The ceramic powder used was a yttria-stabilized zirconia powder, available from H.C. Starck (Amperit® 825.0). The powder contained 7 wt % yttria, with a particle size between 5-22 microns. The “d5” parameter for the powder (diameter of particles in the 5 percentile) was approximately 5.5 microns. The “d90” parameter for the particles (diameter of particles in the 90 percentile) was approximately 31 microns.
(It should be noted that a typical yttria-stabilized zirconia powder contains powder particles, which on average, are substantially larger than the Amperit material. As an example, the Sulzer Metco 204NA powder usually has the following characteristics:
- d10 (10 percentile)—approximately 25 microns;
- d50 (50 percentile)—approximately 55 microns;
- d90 (90 percentile)—approximately 97 microns).
The following spray parameters were generally maintained in the process:
- Spray Gun: Praxair Surface Technologies Model SG100 gun with P/N 2083-100 Mach II anode and 1083A-104 cathode
- Gun Current: 760-900 Amperes
- Argon Gas Flow: 150-200 scfh (standard cubic feet per hour)
- Helium Gas Flow: 80-190 scfh
- Powder Argon Carrier Gas Flow: 23 scfh
- Powder Feed Rate: 1 lb/hour
- Spray Distance: 2 inch (5.1 cm)
- Gun Speed: 600 mm/sec
- Particle Temperature (measured by DPV-2000 as surface temperature): greater than or equal to 2900° C.
- Particle Velocity (measured by DPV-2000: Greater than 600 m/sec.
- Steady-State Substrate Deposition Temperature: 210-220° C.
- Ceramic Coating Thickness˜150-300 microns
- TBC Vacuum Heat-Treatment: 20° F./min ramp up to 2000° F.; held at 2000° F. for 2 hours, followed by furnace cool.
The tensile test was carried out according to ASTM C633-01, the standard bond test. The furnace cycle test (FCT) generally measures the endurance of a coating. It was carried out by raising the sample temperature to 2075° F. in 10 minutes (bottom-loading CM furnace), followed by a hold-period of 45 minutes; and then cooling to less than 500° F. in 9 minutes. The cycle is repeated until more than 20% of the surface area of the ceramic coating (e.g., a TBC) spalls from the underlying surface.

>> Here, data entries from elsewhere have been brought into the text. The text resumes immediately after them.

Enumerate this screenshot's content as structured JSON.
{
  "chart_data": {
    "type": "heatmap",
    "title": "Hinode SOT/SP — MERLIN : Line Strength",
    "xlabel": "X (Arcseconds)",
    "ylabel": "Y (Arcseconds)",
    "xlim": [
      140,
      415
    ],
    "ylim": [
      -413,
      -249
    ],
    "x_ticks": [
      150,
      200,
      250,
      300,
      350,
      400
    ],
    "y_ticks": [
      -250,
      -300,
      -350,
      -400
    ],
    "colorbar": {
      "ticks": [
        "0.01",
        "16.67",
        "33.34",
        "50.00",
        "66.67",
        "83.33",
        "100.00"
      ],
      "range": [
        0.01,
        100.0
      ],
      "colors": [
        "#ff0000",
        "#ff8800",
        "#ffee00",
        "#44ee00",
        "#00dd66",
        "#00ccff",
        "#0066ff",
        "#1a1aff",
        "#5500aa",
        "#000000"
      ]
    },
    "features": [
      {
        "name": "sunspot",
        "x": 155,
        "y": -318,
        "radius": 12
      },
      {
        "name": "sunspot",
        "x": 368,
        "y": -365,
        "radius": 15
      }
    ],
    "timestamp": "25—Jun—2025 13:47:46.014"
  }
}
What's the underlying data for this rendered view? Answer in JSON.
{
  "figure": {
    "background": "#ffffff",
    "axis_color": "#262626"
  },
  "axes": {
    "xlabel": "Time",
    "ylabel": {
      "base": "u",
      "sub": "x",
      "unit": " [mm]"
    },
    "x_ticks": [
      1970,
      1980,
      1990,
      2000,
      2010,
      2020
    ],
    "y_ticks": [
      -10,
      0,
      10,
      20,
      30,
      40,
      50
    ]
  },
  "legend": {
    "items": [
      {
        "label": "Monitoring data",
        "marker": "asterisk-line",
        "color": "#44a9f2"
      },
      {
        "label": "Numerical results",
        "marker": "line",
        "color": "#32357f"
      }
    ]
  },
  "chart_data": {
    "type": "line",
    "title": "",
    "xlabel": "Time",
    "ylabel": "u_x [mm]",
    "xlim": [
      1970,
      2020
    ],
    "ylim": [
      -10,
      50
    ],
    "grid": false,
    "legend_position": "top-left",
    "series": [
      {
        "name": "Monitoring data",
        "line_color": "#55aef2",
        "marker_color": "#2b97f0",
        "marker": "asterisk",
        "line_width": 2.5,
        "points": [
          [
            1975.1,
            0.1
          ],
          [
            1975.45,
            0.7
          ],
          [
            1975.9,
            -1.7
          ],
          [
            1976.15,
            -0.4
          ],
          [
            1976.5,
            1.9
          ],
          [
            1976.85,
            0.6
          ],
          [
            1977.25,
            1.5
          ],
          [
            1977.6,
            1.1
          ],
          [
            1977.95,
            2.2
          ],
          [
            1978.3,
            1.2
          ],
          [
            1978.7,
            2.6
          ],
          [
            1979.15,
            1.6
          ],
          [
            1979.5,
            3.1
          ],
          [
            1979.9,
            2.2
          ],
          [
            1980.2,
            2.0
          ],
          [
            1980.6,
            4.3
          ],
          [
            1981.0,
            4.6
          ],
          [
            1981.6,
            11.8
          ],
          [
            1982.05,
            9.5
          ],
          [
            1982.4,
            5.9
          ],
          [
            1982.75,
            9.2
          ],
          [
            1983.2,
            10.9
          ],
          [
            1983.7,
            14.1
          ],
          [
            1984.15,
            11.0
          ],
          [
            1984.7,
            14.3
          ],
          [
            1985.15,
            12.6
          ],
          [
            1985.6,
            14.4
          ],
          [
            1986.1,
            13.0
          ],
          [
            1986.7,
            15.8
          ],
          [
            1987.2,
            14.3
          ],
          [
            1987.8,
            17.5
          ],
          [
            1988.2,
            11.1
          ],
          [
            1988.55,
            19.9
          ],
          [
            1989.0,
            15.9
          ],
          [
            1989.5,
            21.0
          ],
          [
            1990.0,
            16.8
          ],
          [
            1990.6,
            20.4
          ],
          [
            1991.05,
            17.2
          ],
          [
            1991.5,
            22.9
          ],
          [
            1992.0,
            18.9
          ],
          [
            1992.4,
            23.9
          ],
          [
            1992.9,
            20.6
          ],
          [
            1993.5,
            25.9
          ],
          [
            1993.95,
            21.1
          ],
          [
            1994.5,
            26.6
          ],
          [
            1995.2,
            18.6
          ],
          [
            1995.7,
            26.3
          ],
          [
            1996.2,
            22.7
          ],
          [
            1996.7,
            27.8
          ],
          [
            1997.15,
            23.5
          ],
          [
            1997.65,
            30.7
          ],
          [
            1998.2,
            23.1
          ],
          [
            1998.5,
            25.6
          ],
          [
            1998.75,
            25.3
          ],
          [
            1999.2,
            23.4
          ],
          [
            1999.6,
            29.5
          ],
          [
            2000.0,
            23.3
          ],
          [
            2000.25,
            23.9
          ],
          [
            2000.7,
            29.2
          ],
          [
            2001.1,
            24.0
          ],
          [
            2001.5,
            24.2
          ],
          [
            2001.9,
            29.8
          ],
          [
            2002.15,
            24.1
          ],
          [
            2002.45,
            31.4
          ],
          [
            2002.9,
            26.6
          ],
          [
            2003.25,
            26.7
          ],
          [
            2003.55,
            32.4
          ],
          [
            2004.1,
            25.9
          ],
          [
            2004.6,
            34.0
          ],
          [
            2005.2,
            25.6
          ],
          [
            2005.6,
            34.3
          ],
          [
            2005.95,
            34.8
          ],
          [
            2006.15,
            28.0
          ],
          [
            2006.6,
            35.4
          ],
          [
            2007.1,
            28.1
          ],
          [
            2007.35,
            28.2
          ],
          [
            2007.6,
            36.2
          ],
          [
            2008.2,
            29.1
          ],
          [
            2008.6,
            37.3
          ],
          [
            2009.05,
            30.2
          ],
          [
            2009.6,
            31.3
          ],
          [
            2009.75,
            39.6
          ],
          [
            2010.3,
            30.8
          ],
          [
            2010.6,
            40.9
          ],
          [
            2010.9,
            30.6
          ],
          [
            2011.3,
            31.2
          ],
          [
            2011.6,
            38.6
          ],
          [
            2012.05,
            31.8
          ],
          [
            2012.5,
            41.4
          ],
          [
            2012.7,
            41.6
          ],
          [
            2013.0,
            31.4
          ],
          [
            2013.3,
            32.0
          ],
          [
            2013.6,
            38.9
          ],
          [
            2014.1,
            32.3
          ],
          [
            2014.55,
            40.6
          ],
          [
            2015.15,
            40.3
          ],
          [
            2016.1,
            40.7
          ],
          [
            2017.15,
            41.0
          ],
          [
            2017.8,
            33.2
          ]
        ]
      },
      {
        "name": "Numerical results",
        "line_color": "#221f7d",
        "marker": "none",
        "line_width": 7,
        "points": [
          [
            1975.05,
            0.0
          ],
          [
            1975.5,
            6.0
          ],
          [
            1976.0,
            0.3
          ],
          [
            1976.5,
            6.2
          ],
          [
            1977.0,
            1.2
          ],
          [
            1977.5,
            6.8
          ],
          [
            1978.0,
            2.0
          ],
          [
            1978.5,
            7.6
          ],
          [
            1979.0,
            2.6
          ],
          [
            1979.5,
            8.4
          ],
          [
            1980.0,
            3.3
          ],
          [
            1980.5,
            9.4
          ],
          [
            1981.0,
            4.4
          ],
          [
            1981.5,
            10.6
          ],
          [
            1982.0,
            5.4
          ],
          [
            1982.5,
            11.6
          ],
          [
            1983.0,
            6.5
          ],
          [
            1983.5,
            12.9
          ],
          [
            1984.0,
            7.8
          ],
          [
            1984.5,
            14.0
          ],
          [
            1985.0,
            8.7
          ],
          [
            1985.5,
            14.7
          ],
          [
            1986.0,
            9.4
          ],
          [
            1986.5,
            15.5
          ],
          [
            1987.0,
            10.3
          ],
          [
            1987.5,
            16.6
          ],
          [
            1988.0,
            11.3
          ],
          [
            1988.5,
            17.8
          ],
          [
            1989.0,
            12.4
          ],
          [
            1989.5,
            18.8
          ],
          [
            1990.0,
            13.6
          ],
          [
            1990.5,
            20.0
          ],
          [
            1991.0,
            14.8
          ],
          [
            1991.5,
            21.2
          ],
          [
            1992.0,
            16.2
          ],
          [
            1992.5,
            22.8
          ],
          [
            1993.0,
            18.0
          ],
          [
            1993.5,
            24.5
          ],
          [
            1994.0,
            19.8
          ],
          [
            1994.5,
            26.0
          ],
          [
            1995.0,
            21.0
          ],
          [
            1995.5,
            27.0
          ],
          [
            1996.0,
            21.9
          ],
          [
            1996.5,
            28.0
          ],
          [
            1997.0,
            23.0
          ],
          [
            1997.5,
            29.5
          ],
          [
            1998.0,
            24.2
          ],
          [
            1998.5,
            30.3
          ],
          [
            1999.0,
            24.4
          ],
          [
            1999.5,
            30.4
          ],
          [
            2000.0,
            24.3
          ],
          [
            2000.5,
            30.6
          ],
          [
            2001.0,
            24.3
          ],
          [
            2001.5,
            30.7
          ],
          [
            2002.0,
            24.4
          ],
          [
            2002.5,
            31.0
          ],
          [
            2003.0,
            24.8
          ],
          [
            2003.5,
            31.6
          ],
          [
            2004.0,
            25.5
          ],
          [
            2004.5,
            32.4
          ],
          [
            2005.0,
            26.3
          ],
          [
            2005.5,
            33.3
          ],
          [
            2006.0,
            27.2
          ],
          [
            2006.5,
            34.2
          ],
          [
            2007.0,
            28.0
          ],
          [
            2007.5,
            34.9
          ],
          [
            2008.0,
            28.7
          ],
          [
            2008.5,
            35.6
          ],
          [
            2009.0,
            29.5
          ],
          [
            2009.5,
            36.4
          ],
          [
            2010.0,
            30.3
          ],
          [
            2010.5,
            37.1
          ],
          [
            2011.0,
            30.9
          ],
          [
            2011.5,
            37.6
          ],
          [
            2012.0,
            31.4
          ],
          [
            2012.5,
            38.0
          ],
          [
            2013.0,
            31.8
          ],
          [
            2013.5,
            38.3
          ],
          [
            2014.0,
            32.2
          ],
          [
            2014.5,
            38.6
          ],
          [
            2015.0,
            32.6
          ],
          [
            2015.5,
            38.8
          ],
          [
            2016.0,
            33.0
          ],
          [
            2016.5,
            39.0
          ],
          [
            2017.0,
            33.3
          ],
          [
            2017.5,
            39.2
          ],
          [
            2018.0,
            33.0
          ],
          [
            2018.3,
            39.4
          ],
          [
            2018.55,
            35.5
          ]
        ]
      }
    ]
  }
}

After tensile testing, the two buttons exhibited a ceramic coating bond strength of 6253 psi. This high level of adhesion was generally equivalent to that which would be obtained for a ceramic coating applied conventionally on a rough surface, as described above. (The level of adhesion is much greater than that which would be obtained for coatings applied on a smooth surface).
The average FCT life for the three buttons was about 250 cycles. In some cases, the FCT performance is less than that which is typically obtained with conventional coatings applied by EBPVD, but in other cases, the comparative performance is substantially identical. The FCT performance observed in this instance is suitable for coatings being used in a number of end use applications.
Moreover, the ceramic coating was characterized by a very dense microstructure, with a large number of vertical cracks. Image analysis techniques showed a density of over 95%, with a crack density of greater than 60 cracks-per-inch.
While this invention has been described in detail, with reference to specific embodiments, it will be apparent to those of ordinary skill in this area of technology that other modifications of this invention (beyond those specifically described herein) may be made, without departing from the spirit of the invention. Accordingly, the modifications contemplated by those skilled in the art should be considered to be within the scope of this invention. Furthermore, all of the patents, patent publications, articles, texts, and other references mentioned above are incorporated herein by reference.